Der Rest ist Geschichte, könnte man sagen: Mit der Entscheidung wurden die Maßnahmen zur Machterhaltung bestimmt. Der Kreml definierte die Ziele neu und machte sich an deren Umsetzung. Vordringlichstes Ziel war es, der Gefahr von Unruhe entgegenzuwirken, die bei den aktiven, städtischen Bevölkerungsgruppen und einigen der Eliten (bei einem Teil der staatlichen Bürokratie und bestimmten Unternehmerkreisen) zu Tage getreten war. Für diese war Putins Rückkehr ein Symbol für wirtschaftliche Stagnation, politische Restriktion, einen wachsenden Einfluss der Sicherheitsbehörden und eine Unsicherheit bei der Garantie von Eigentumsrechten, was sie dem Staat gegenüber weiterhin verwundbar machte. Putin begegnete den Anzeichen, dass man seiner Herrschaft müde war und Unzufriedenheit äußerte, mit einer Reihe von harschen politischen Maßnahmen sowie politischen und sozialen Restriktionen (die sich bis in den Bereich des Privatlebens und der Moralnormen erstrecken), mit einem antiwestlichen und konservativen Aufwall, und mit aggressiver Expansion bei der Verteidigung dessen, was Russland als seine Zone privilegierter Interessen definiert.
Putin 3.0 – besondere Merkmale
Putins gegenwärtiges Modell der Regierungsführung ist nicht gänzlich neu, und es ist weitgehend eine Fortsetzung des Systems, das er in den 2000er Jahren entwickelt hatte. Vor dem sich wandelnden politischen und sozialen Hintergrund sind einige neue Elemente entstanden.
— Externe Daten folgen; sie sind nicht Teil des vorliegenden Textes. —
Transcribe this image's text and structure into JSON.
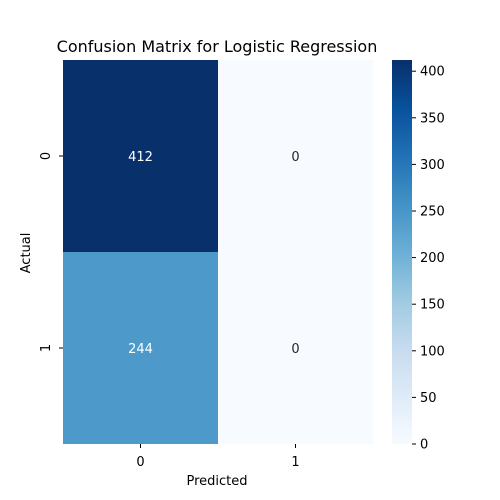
{
  "chart_data": {
    "type": "heatmap",
    "title": "Confusion Matrix for Logistic Regression",
    "xlabel": "Predicted",
    "ylabel": "Actual",
    "x_categories": [
      "0",
      "1"
    ],
    "y_categories": [
      "0",
      "1"
    ],
    "values": [
      [
        412,
        0
      ],
      [
        244,
        0
      ]
    ],
    "colorbar": {
      "min": 0,
      "max": 412,
      "ticks": [
        0,
        50,
        100,
        150,
        200,
        250,
        300,
        350,
        400
      ],
      "colormap": "Blues",
      "colors": [
        "#f7fbff",
        "#deebf7",
        "#c6dbef",
        "#9ecae1",
        "#6baed6",
        "#4292c6",
        "#2171b5",
        "#08519c",
        "#08306b"
      ]
    },
    "annotation_colors": {
      "light_text": "#ffffff",
      "dark_text": "#262626"
    }
  }
}
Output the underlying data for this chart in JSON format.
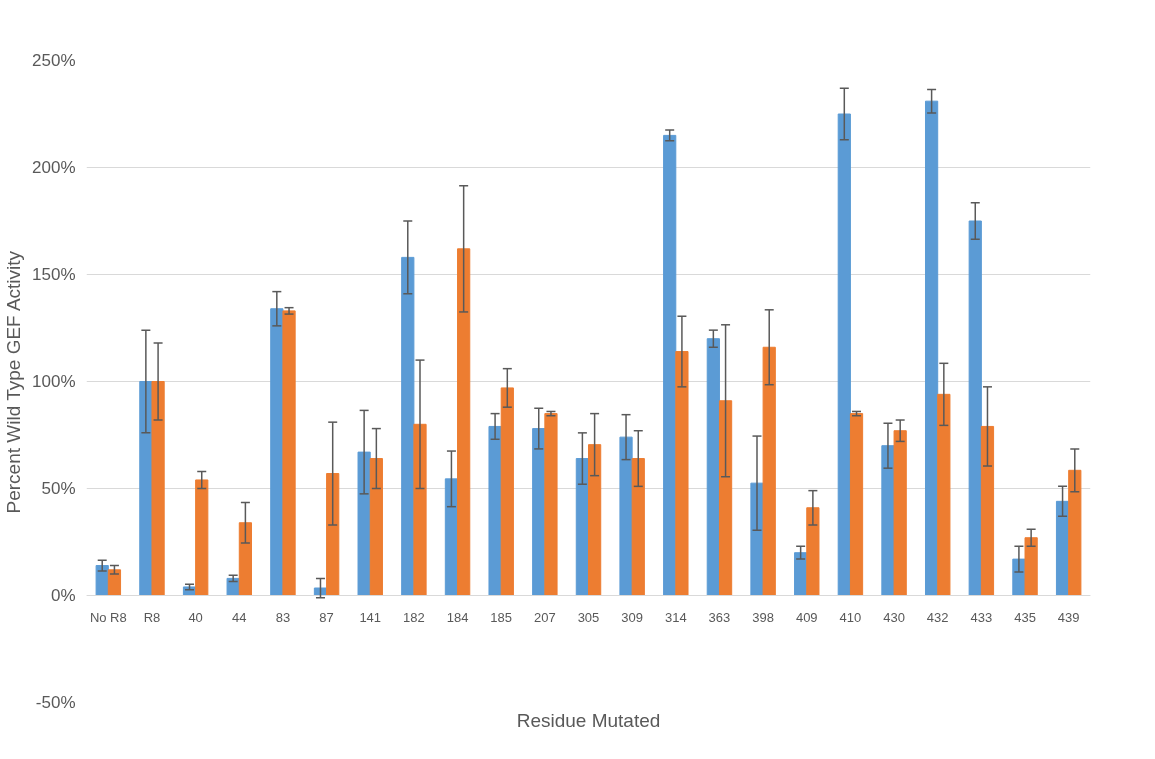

Die wichtigsten sind eine zunehmende Personalisierung der Kreml-Politik, eine Zuspitzung und Ausweitung der repressiven Maßnahmen und der Staat eines konservativen Ideologie-Projekts, das mit den moralischen Restriktionen und der vehementen antiwestlichen Ausrichtung korrespondiert.
Putins Regierungsmodell hat stets eine Personalisierung der Macht bevorzugt auf Kosten eines Aufbaus dauerhafter Institutionen. Der Grad der Personalisierung nimmt allerdings sichtlich zu. Was einst ein kollektiver Lenkungsstil a la »Putin und sein Politbüro« gewesen war, wird zunehmend zu einem »Putin gegen den Rest der Welt«. Putins Kreml tritt nun einem Teil der eigenen Unterstützerbasis entgegen, insbesondere jenen, die eine liberaler ausgerichtete Politik erwartet, und damit Putin in dessen Augen »verraten« hatten. Anstelle eines »erkauften Loyalität« wie in den 2000er Jahren ging Putin zu einer »erzwungenen Loyalität«. Er änderte die Mechanismen zur Lenkung der Eliten von Anreizen (Verteilung von Vermögen und Posten, Gewährung von Immunität) zu negativen Sanktionen (Machtdemonstration und selektive Strafen zur Verbesserung von Kontrolle und Disziplin). Er hat eine Politik begonnen, die mit »Nationalisierung der Eliten« betitelt wurde und zu einer strengeren Kontrolle von Vermögen im Ausland, das von Amtsträgern besessen wird sowie von deren Tätigkeit dort; das sollte deren Abhängigkeit vom Kreml erhöhen. Zu dieser Kampagne gehörten auch gegen einflussreiche Mitglieder der Staatsverwaltung gerichtete Korruptionsskandale sowie die Schaffung einer Datenbank von »kompromat« (kompromittierenden Materialien), die von Beratern des Präsidenten angelegt wurde und Auflistungen über den Besitz, den die Betroffenen in Russland und im Ausland haben. Putin betont auch gern seinen Status als wichtigster Entscheider, der willkürlich und oft unberechenbar handelt. Zu den jüngsten Beispielen willkürlicher Entscheidung gehören die gegen die Eliten gerichteten Regelungen, einige außenpolitische Entscheidungen, die eine Überraschung für das Außenministerium bedeuteten, und die plötzliche Freilassung von Michail Chodorkowskij.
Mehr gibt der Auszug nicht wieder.